Edip Metal ile başlayan serüvenimiz yıllar içerisinde yapmış olduğumuz yeni yatırımlarla beraber bünyesinde bir çok firmayı barındıran bir grup halini almıştır. Faaliyetlerimiz devam ederken bir taraftan da kurumsallık adına yapılan çalışmalar sonucu şirketlerimizi bir grup altında toplamaya karar verdik. CRT METAL, EDİP METAL, CRT İMPEX, CRT ÇELİK HASIR şirketlerini bünyesinde barındıran CERİTBİNMEZ GROUP’u oluşturduk. Ayrıca Demir çelik sektörünün önde gelen isimlerinden AĞIR HADDECİLİK ile birlikte ortak olduğumuz Osmaniye OSB’deki TOPRAKKALESAC tesislerimizde Baklavalı ve Gözyaşı desenli sac üretimimiz devam etmektedir.
Bu ay da sizinle harika bir ismin harika başarı öyküsünü paylaşacağım. Bu güne kadar başarı öykülerini taşıdığımız değerli isimlerin ortak yanları, başarılarının yanında aynı zamanda mütevazı ve samimi olmalarıdır. Atıf Ceritbinmez de hem başarılı hem samimi hem de mütevazı bir iş insanı… Onun değişimi yönetecek yenilikçi fikirleri, ekibiyle birlikte aldığı kararlar şirketlerinin başarıyı yakalamalarında önemli rol oynuyor. Mücadeleyi pes etmeye her zaman tercih eden bir düşünce yapısıyla “Hiçbir başarı tesadüf eseri değildir!” sözünün doğruluğunu ortaya koyan Atıf Ceritbinmez’in anlattıklarını okuduğunuzda başarının insanların önlerine çıkan fırsatları değerlendirerek ve kendi sektörlerinde fark yaratacak çözümler üreterek yakaladıklarını göreceksiniz.
Genç iş insanımızın kafasındaki büyük hayaller eşliğinde kararlı adımlarla gerçekleştirdiği yolculuk esnasında şekillenen Ceritbinmez Şirketler Grubu’nun global pazar ortamında geliştirdikleri küresel marka stratejilerini ve bu stratejiler doğrultusunda yeni düzene adapte olmalarını sağlayacak gelecek planlarını bütünsel bir resim çizerek sizlere sunmaya çalıştık.
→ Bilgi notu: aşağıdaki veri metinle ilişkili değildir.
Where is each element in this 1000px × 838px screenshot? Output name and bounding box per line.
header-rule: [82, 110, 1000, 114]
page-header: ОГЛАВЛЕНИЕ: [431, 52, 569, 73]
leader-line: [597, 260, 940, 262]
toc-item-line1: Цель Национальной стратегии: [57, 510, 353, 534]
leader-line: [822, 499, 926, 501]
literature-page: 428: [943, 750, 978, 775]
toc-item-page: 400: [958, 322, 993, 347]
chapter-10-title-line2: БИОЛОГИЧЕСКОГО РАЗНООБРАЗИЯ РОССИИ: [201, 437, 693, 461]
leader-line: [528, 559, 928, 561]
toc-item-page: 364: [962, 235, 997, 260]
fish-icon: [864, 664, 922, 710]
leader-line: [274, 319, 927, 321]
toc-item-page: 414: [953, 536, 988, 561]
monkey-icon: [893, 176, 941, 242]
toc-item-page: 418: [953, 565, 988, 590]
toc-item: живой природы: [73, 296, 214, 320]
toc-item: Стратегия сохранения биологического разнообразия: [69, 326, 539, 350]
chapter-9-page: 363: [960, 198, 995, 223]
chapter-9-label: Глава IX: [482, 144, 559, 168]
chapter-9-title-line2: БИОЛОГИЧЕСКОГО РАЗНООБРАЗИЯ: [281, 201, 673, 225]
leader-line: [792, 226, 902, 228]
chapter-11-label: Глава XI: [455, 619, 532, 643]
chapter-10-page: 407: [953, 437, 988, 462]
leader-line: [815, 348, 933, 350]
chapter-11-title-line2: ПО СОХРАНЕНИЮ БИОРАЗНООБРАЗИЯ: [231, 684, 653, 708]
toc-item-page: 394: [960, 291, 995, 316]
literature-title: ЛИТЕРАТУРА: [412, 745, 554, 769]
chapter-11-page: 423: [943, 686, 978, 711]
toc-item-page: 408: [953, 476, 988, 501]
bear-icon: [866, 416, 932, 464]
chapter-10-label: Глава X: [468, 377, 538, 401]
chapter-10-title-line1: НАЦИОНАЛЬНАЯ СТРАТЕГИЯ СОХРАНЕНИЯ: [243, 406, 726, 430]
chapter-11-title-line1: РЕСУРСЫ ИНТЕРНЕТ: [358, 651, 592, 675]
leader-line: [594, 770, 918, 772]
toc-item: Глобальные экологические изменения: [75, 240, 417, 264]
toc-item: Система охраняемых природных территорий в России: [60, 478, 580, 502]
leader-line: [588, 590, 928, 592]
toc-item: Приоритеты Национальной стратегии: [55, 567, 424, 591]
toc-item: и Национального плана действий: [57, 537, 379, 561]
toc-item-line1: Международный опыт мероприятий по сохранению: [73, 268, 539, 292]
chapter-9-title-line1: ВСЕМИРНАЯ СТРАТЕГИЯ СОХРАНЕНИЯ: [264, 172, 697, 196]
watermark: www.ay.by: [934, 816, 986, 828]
Ulusal sınırları aşarak dünya standartlarında ürün ve hizmetler üreten Global marka olmanın oldukça uzun ve emek isteyen bir süreç olduğunu bildiklerini söyleyen Ceritbinmez Şirketler Grubu’nun Yönetim Kurulu Başkanı Atıf Ceritbinmez; “Yenilikçiliğin bir okulu veya sihirli formülü yoktur. Yenilikçilik zaman alan, duygu yoğunluğu, hayal gücü ve sezgi gerektiren bir süreçtir. Bu yolda karşılaştığımız sorunları, zorlukları ekibimizle beraber elbirliğiyle sırtlayan ve birlikte düş kurup birbirine tutunarak başarıyı yakalayan şirket oluşturduk” cümleleriyle verdiği mesajda farklılaşma yönünde yıllardır süren doğru, etkili stratejilerinin yeni pazarlara yelken açmalarına katkı sunduğunu söyledi.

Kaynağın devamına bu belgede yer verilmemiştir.